Last month, Queensland's Attorney General Y'vette D'Ath applied to extend a supervision order that had been slapped on the serial rapist in 2013 beyond its October expiration date, but Supreme Court Justice David Jackson found there were there were "not reasonable grounds" to believe Fardon would be an unacceptable risk of reoffending.
This decision was last week appealed to the Queensland Court of Appeal, days before the supervision order was expected to expire.
The court today found there were reasonable grounds to believe Fardon was a "serious danger to the community" without being supervised, allowing the State Government's appeal.
Chief Justice Catherine Holmes, Justice Robert Gotterson and Justice James Henry extended the supervision order until a further hearing is listed.
The court also allowed new psychological evidence to be presented by Fardon at the next hearing.

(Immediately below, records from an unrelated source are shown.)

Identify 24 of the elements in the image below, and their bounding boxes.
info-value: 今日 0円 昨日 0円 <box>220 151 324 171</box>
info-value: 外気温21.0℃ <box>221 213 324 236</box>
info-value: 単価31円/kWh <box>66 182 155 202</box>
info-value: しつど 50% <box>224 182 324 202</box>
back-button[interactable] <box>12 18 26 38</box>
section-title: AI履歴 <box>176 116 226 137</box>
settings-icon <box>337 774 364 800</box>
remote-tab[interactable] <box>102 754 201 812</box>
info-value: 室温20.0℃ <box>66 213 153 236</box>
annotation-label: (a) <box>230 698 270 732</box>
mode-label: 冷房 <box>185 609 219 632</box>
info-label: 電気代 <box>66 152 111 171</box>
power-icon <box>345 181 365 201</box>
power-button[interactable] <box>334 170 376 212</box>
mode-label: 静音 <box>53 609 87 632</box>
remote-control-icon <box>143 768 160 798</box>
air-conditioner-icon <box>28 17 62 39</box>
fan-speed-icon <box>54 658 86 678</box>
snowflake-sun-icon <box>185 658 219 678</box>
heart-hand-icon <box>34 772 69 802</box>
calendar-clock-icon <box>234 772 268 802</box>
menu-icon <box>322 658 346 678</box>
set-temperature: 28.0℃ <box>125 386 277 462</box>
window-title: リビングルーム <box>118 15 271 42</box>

During the appeal hearing Solicitor-General Peter Dunning QC argued Fardon, now 69, should not live unsupervised because he remains a "serious danger to the community".
The man, considered one of Queensland's worst sex offenders, was jailed for 13 years in 1988 for the violent rape of a woman and committed a further rape just four months after being released from jail.

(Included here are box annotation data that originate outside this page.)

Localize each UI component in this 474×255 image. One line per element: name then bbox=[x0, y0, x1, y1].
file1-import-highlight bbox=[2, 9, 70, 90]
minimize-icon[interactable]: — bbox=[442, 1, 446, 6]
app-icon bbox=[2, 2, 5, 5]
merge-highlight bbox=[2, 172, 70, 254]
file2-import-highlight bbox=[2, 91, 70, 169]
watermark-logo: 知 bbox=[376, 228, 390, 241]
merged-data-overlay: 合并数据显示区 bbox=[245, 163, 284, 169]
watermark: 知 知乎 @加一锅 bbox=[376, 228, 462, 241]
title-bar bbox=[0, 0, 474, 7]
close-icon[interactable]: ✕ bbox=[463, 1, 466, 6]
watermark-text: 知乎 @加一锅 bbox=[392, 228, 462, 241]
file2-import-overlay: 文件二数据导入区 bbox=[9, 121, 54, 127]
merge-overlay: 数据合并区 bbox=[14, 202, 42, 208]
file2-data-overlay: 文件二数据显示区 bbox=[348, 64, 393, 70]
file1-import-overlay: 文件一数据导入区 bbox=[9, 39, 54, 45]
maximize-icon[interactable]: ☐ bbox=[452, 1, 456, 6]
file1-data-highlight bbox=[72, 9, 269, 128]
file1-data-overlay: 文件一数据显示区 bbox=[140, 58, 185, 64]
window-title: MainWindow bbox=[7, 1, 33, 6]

He is also responsible for the rape of a 12-year-old girl at gunpoint.
During the appeal hearing, Mr Dunning argued too much weight was given to psychiatric report that described Fardon as a "low risk" in the original hearing of the matter.
He said despite the fact Fardon's sex offences occurred some 30 years ago and the man had been living in the community on a supervision order for four years without complaint, he has "not been cured".
"These are features of his personality ... it's 30 years ago, but it's not something he's been cured of," Mr Dunning said.
"There are reasonable grounds to believe he is a serious danger to the community without such an order."
A supervision order requires an offender to be subject to curfews, counselling and restrictions.
Mr Dunning told the court despite the fact the psychiatric report described Fardon's risk of sexual offending in recent years as "reduced past moderate to low risk", it should be noted that he was considered high risk for decades before.
Fardon's lawyers argued during the hearing he had "not put a foot wrong" since being released into the community on a supervision order in 2013.
The court heard Fardon's offending in the past always occurred when he was intoxicated by alcohol and drugs and had now "sworn off" them.
The supervision order also restricted Fardon from consuming alcohol and drugs.
"There is clear evidence he has learned that the problems associated with his behaviour in the past has been related to alcohol and drugs and he has realised the error of his ways and sworn off them," barrister Daniel O'Gorman told the court last week.
Mr O'Gorman also argued Fardon had no ongoing proclivity toward serious criminal offending, sexual violence or sexual sadism.
He said the man's risk of reoffending had "markably diminished" because he was now almost 70 years old.